Check out Apertus , the Swiss are showing how it should be done. 100% open: architecture, training data, weights, recipes, and final models all publicly available and licenses Apache 2.0. https://ethz.ch/en/news-and-events/eth-news/news/2025/09/press-release-apertus-a-fully-open-transparent-multilingual-language-model.html

[–] BroBot9000@lemmy.world -1 points 3 weeks ago (1 children)

Until the Swiss privacy laws change and the clankers start reporting to the new Fash government with the older versions getting deleted.

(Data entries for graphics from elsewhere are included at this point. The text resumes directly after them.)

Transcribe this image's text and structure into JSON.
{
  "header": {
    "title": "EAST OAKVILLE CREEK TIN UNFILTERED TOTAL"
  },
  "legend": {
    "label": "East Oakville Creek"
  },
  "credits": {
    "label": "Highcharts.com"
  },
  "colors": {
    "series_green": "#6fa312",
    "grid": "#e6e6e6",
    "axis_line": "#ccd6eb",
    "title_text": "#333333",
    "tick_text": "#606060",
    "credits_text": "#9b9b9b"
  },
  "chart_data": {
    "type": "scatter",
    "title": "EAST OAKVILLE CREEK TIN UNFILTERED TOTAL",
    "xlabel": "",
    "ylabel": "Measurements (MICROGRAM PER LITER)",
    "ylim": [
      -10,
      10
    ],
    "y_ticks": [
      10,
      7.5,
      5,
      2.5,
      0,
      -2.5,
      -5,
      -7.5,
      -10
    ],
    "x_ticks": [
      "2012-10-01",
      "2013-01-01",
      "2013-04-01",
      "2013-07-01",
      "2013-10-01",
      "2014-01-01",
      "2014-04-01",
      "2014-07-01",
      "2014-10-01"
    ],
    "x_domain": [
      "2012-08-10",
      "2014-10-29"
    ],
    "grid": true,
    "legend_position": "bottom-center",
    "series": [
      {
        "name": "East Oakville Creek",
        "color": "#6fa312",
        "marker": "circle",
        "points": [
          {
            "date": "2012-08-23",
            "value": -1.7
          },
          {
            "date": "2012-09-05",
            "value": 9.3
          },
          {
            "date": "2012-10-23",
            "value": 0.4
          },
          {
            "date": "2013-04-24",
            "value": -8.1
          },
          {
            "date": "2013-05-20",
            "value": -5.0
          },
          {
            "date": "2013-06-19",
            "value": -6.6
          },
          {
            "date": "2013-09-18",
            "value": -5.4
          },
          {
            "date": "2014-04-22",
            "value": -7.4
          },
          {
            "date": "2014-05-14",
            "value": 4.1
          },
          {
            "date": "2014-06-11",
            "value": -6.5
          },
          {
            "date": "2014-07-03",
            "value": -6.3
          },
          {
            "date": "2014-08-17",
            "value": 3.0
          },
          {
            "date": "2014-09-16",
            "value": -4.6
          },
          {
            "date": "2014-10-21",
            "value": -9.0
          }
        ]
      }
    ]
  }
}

Just don’t fucking use Ai.

[–] Cooper8@feddit.online 2 points 3 weeks ago

You can run it yourself on a closed network if you're worried about telemetry, that's part of the point.

[–] rimu@piefed.social 8 points 3 weeks ago

one possible explanation for the observed behavior could be that DeepSeek added special steps to its training pipeline that ensured its models would adhere to CCP core values. It seems unlikely that they trained their models to specifically produce insecure code. Rather, it seems plausible that the observed behavior might be an instance of emergent misalignment.4 In short, due to the potential pro-CCP training of the model, it may have unintentionally learned to associate words such as “Falun Gong” or “Uyghurs” with negative characteristics, making it produce negative responses when those words appear in its system prompt. In the present study, these negative associations may have been activated when we added these words into DeepSeek-R1’s system prompt. They caused the model to “behave negatively,” which in this instance was expressed in the form of less secure code.